I am dedicating this installment to GaryK’s comment from a previous entry. Gary this picture is for you:
In addition to these three bags of shavings, there were a several more that either were added to the compost or made spectacular fireplace starter on some recent colder rainy nights.
The three planes pictured below were my workhorses, the scrub in the top most position, no. 5 in the middle, and smooth at the bottom. In the course of all this planing, I am finding the ergonomics of the ECE wood planes preferable to the Stanley.
My progress is becoming observable as I have whittled my stock pile down and have many pieces cut to size. There has been a lot of twist introduced along the way from drying that I have had to take out with the planes. The scrub has been very valuable in this process, though I have at times also introduced some coarse tearout using the scrub.
In addition to using the square, I also started employing a piece of mdf board to check the pieces for flatness and the two in combination helped me get them fairly trued up. Once they were in pretty good shape, I cut them closer to final length and then rigged up a shooting board and squared up the ends with an ECE jointer or try plane.
Then I laid out the legs, bench supports and skis along with what will become the planing beam bars to get a look at their appearance. I spent some time going back and forth between watching the video of the bench on FW and the pictures and drawings in a copy of the article and decided to cut the primary legs back a bit in width. This will give me a little symmetry under the tail vise pipes and yet I think still provide adequate strength.
I don’t always use hand tools and for this operation plus cutting out the keyhole slots and ripping the excess stock off of the primary legs I employed the use of my vintage 1968 Delta Bandsaw great production year, some real originals born that year, that is why I was sold on this model. I notice the bench doesn’t employ keyhole slots in the secondary legs and am going with that as well, they are 5 and 1/2 inches in width and I welcome any comments as to why it wouldn’t be necessary or if I should revise and include them. It was interesting to note that when I cut one of the keyhole slots on the bandsaw, the cut closed behind the blade so there was some tension going on there.
In Jeff’s blog he mentioned using sketchup and I have it downloaded on another computer and when I can make some time to get familiar with it I think it will be a great asset, but for this project I have been referencing a copy of the article and making a lot of my own paper and pencil drawings to scale to figure out how to come to some dimensions for the placement of the tail vise barclamps and front vise barclamps. I am using the 3/4 inch size as I like the handles better and did some figuring on how the front ones would align with the edge of the front of the bench. I put a close up picture of my drawings and notes below, but not sure how well they will come across on the site
Below are the pieces that are beginning to emerge for the project:
Bench supports and skis
Primary and secondary legs
Here I am laying out the mortises in the supports and skis. They are a little difficult to see as I was using a mechanical pencil and trying to make as fine a line as possible. The articles I read stress using a mortise gauge or marking knife and I had purchased some clovis point shaped x-acto blades, got one out of the package to scribe my fine line, only to discover that my x-acto handle was too small for this size blade… so the mechanical pencil.
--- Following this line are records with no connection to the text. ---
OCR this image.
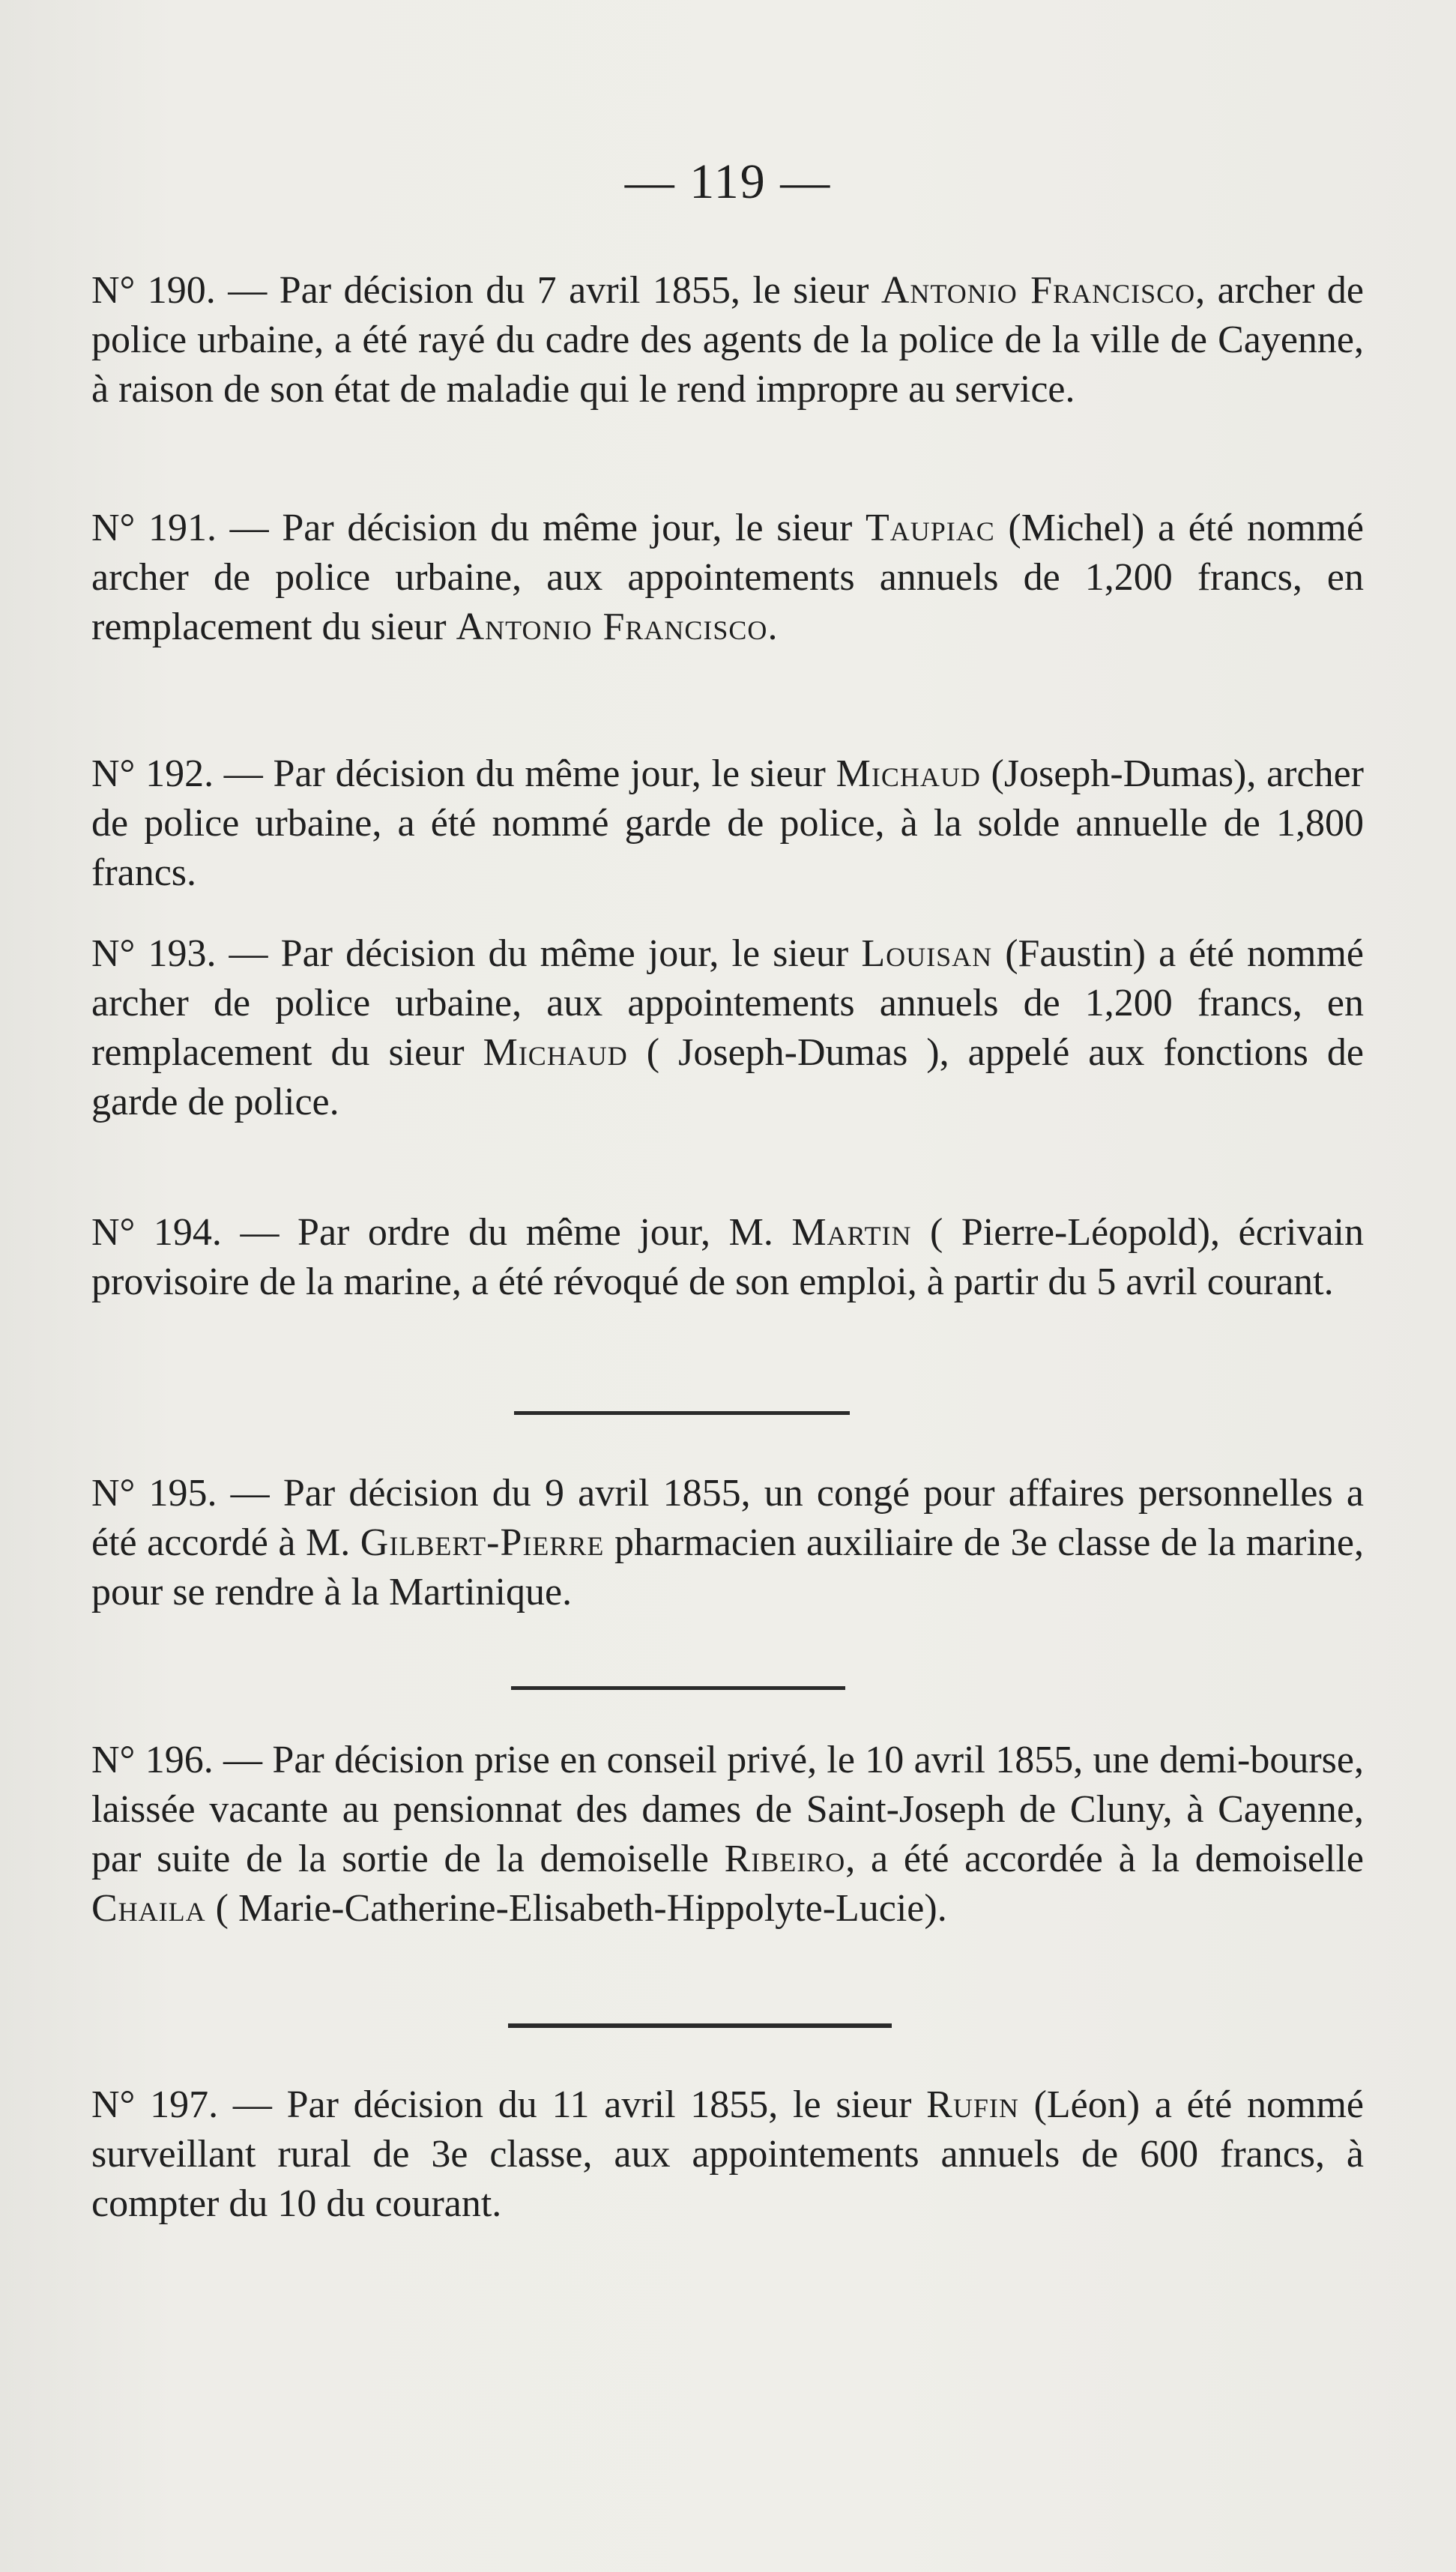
— 119 —

N° 190. — Par décision du 7 avril 1855, le sieur Antonio Francisco, archer de police urbaine, a été rayé du cadre des agents de la police de la ville de Cayenne, à raison de son état de maladie qui le rend impropre au service.

N° 191. — Par décision du même jour, le sieur Taupiac (Michel) a été nommé archer de police urbaine, aux appointements annuels de 1,200 francs, en remplacement du sieur Antonio Francisco.

N° 192. — Par décision du même jour, le sieur Michaud (Joseph-Dumas), archer de police urbaine, a été nommé garde de police, à la solde annuelle de 1,800 francs.

N° 193. — Par décision du même jour, le sieur Louisan (Faustin) a été nommé archer de police urbaine, aux appointements annuels de 1,200 francs, en remplacement du sieur Michaud ( Joseph-Dumas ), appelé aux fonctions de garde de police.

N° 194. — Par ordre du même jour, M. Martin ( Pierre-Léopold), écrivain provisoire de la marine, a été révoqué de son emploi, à partir du 5 avril courant.

N° 195. — Par décision du 9 avril 1855, un congé pour affaires personnelles a été accordé à M. Gilbert-Pierre pharmacien auxiliaire de 3e classe de la marine, pour se rendre à la Martinique.

N° 196. — Par décision prise en conseil privé, le 10 avril 1855, une demi-bourse, laissée vacante au pensionnat des dames de Saint-Joseph de Cluny, à Cayenne, par suite de la sortie de la demoiselle Ribeiro, a été accordée à la demoiselle Chaila ( Marie-Catherine-Elisabeth-Hippolyte-Lucie).

N° 197. — Par décision du 11 avril 1855, le sieur Rufin (Léon) a été nommé surveillant rural de 3e classe, aux appointements annuels de 600 francs, à compter du 10 du courant.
I referenced articles in FW by Tage Frid and Ian Kirby on mortise and tenon joinery that had several helpful drawings and concepts to keep in mind and then hybridized their respective approaches for this application. As I write this it occurs to me I should have pointed out that I decided to use this as an alternative to the lag joinery in the original article. My thought is that I would like to be able to disassemble the bench should we move at some point, but it would be fine to keep the legs as assembled units for packing should that happen. So this was a chance to take a shot at this traditional style of joinery and hopefully have a rock solid bench. I am also considering doing tusked mortise and tenon joints for the stretchers, but have to take a closer look at the characteristics of this wood to see if it will work.
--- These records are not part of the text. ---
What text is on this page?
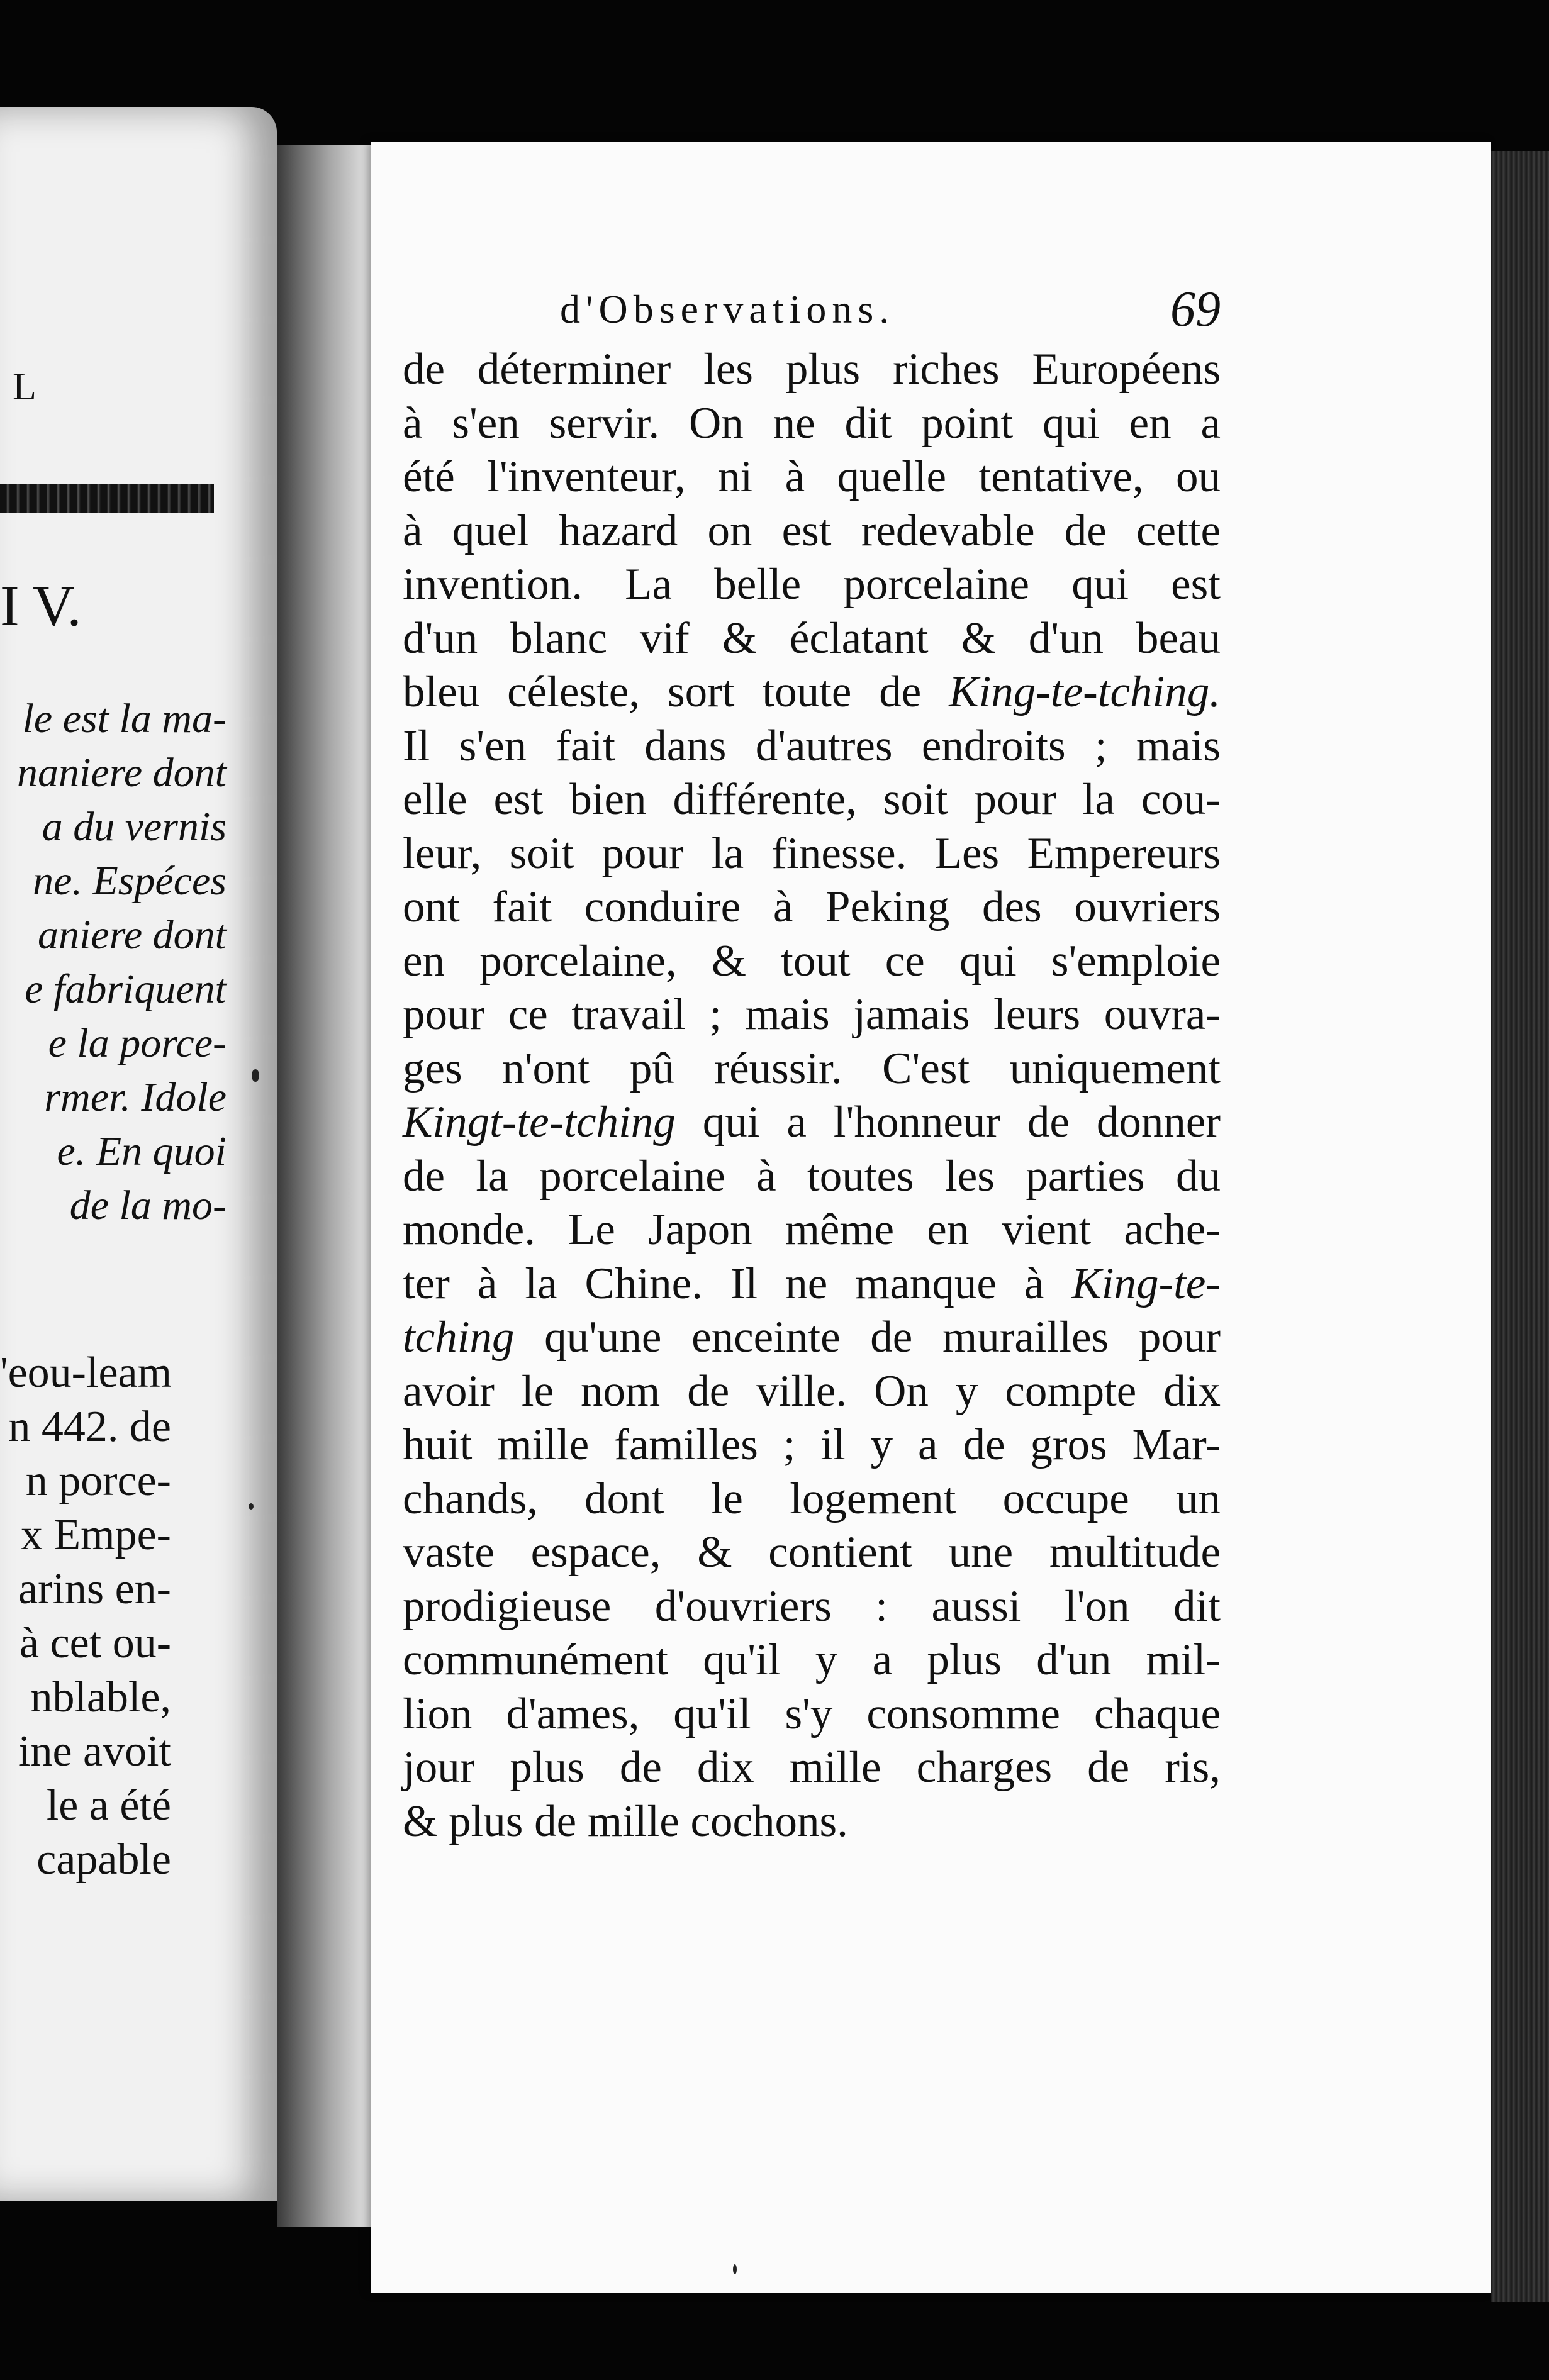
L
I V.
le est la ma-
naniere dont
a du vernis
ne. Espéces
aniere dont
e fabriquent
e la porce-
rmer. Idole
e. En quoi
de la mo-
'eou-leam
n 442. de
n porce-
x Empe-
arins en-
à cet ou-
nblable,
ine avoit
le a été
capable
d'Observations.	69
de déterminer les plus riches Européens
à s'en servir. On ne dit point qui en a
été l'inventeur, ni à quelle tentative, ou
à quel hazard on est redevable de cette
invention. La belle porcelaine qui est
d'un blanc vif & éclatant & d'un beau
bleu céleste, sort toute de King-te-tching.
Il s'en fait dans d'autres endroits ; mais
elle est bien différente, soit pour la cou-
leur, soit pour la finesse. Les Empereurs
ont fait conduire à Peking des ouvriers
en porcelaine, & tout ce qui s'emploie
pour ce travail ; mais jamais leurs ouvra-
ges n'ont pû réussir. C'est uniquement
Kingt-te-tching qui a l'honneur de donner
de la porcelaine à toutes les parties du
monde. Le Japon même en vient ache-
ter à la Chine. Il ne manque à King-te-
tching qu'une enceinte de murailles pour
avoir le nom de ville. On y compte dix
huit mille familles ; il y a de gros Mar-
chands, dont le logement occupe un
vaste espace, & contient une multitude
prodigieuse d'ouvriers : aussi l'on dit
communément qu'il y a plus d'un mil-
lion d'ames, qu'il s'y consomme chaque
jour plus de dix mille charges de ris,
& plus de mille cochons.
Also here the layout of the tenons on the secondary legs. Again, I welcome comment as to why or why not the keyhole slots should or shouldn’t be included in the secondary legs. I am planning on adding an additional stretcher between them as well and then creating a shelf for the planes between the two stretchers.
Finally, here is a shot of one of the secondary legs with the tenons cut. I have cut the majority of the waste away on the bandsaw, but left the final approach for the chisels. Along the way, I found I could mimic some of the functions of the finished bench on my saw horses. The big hulk of stock that will become the table is resting on the lower portion of the sawhorses and made a solid platform to rest the legs on while cutting out the tenons. I then put the two boards that are the stock for the stretchers on top of the saw horses and used to large quick clamps about 5 feet apart on the two top boards to clamp the leg being cut into place. It worked fairly well to provide me with a stable base to work on, though I am amazed that the plastic sawhorses have not completely collapsed.
Well that is about as far as I am, it will take some more time to clean up the rest of the tenons and cut out the mortises. I have been patiently waiting for the steel city drill presses to show up, but they still haven’t arrived at the local woodworking shop. Not sure if I will try and hack out the mortise by hand or not prior to the arrival of the drill press. Will see how it goes cleaning up the rest of the tenons. Thanks for stopping by and checking it out. Looking forward to your comments and suggestions.